Każdą bramę można przekraczać z obu stron, złość bywa też kanałem do rozładowania utkniętych emocji, które mogą pochwycić i blokować swobodne życie. Zdarza się, że przy odmiennym sposobie wyrażania emocji, gdy ktoś nie ma zgody na złość, umieszcza ją w cieniu, tym samym blokując sobie drogę do przekucia jej energii w działanie i postawienie potrzebnych granic lub zadbanie o zaspokajanie własnych potrzeb. W takiej sytuacji problemem może być przedłużające się tkwienie w żalu, poczuciu winy lub krzywdy, wstydzie, smutku, apatii, bez siły do przezwyciężenia tych energii poprzez zmianę swoich wyborów. W takim wypadku dobrym rozwiązaniem jest szukanie złości, jako portalu, przez który można wydostać się z pułapki smutku i lęku. By wreszcie powiedzieć “nie” przeszłości i iść po nowe.
ZŁOŚĆ A UWARUNOWANIA KULTUROWE
Czy wolno nam odczuwać złość? Jak złość jest uwarunkowana kulturowo? Czy gdy czuję złość, to jestem “zła”?
Takie szkodliwe wdruki społeczne przekazywane są szczególnie dziewczynkom. W procesie wychowania nie pozwala się dzieciom na złość, represjonując samą emocję. Często wynika to z faktu, że opiekunowie sami nie wiedzą jak radzić sobie z własnymi emocjami, albo je tłumiąc, albo dając się im ponieść. Dzieci, szczególnie dziewczynki, nie są więc uczone jaki komunikat niesie za sobą złość i co zrobić z energią, która się wraz z nią pojawia. Zamiast tego są przymuszane do tłumienia emocji. A to powoduje, że takie dziecko musi pozwolić na łamanie własnych granic i na niezaspakajanie odczuwanych potrzeb. Uczucie złości nie znika, ale jest spychane do podświadomości, a wektor złości często kierowany jest do wewnątrz. Na dłuższą metę tłumienie złości jest przyczyną depresji, wypalenia i stanów lękowych. Uleczenie tego stanu wymaga odblokowania zgody na odczuwanie złości, umożliwienie wypłynięcia tłumionych, nieraz latami emocji, nie tylko złości, ale też tych spowodowanych jej tłumieniem, czyli żalu, smutku, poczucia winy, poczucia krzywdy, wstydu. Pozostaje też nauka wyrażania złości w konstruktywny sposób.
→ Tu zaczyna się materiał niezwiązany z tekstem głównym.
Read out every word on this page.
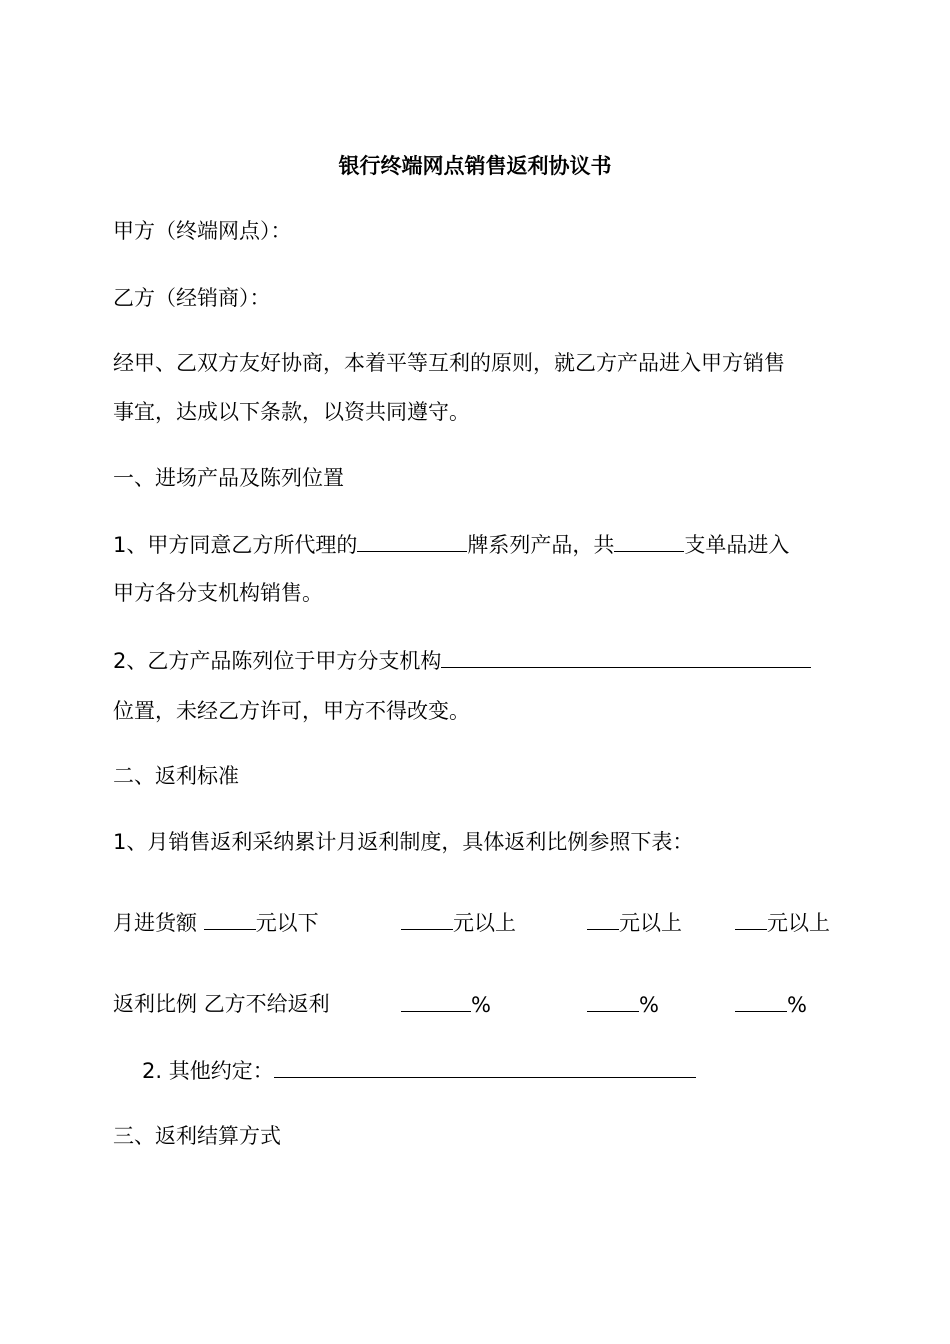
银行终端网点销售返利协议书
甲方（终端网点）：
乙方（经销商）：
经甲、乙双方友好协商，本着平等互利的原则，就乙方产品进入甲方销售
事宜，达成以下条款，以资共同遵守。
一、进场产品及陈列位置
1、甲方同意乙方所代理的	牌系列产品，共	支单品进入
甲方各分支机构销售。
2、乙方产品陈列位于甲方分支机构
位置，未经乙方许可，甲方不得改变。
二、返利标准
1、月销售返利采纳累计月返利制度，具体返利比例参照下表：
月进货额	元以下	元以上	元以上	元以上
返利比例 乙方不给返利	%	%	%
2. 其他约定：
三、返利结算方式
W naszej kulturze chłopcom zezwala się na wyrażanie złości, ale już nie na odczuwanie smutku. To z kolei powoduje, że mężczyźni uczą się kanalizować różnego rodzaju emocje w jedną - złość. Tłumią żal, smutek, wstyd, przykrywając je złością. Jednocześnie mając przyzwolenie na zewnętrzne przejawy złości uczą się agresywnych zachowań, co wpływa na sposób bycia w relacjach. Ale przede wszystkim wentylowanie energii emocji poprzez wyrażanie złości uniemożliwia odczytania informacji, jakie te emocje niosą. Tym samym w świecie zewnętrznym i wewnętrznym mężczyzny pozostają nierozwiązane problemy, które dają o sobie znać w postaci frustracji i złości czy depresji.
Pora dać sobie przyzwolenie na odczuwanie złości. Jest to równoprawna emocja z innymi. To, że czujesz złość, nie oznacza, że jesteś zła. Pora też nauczyć się wyrażać złość z zdrowy konstruktywny sposób, nie naruszający niczyich granic. W szacunku i z godnością.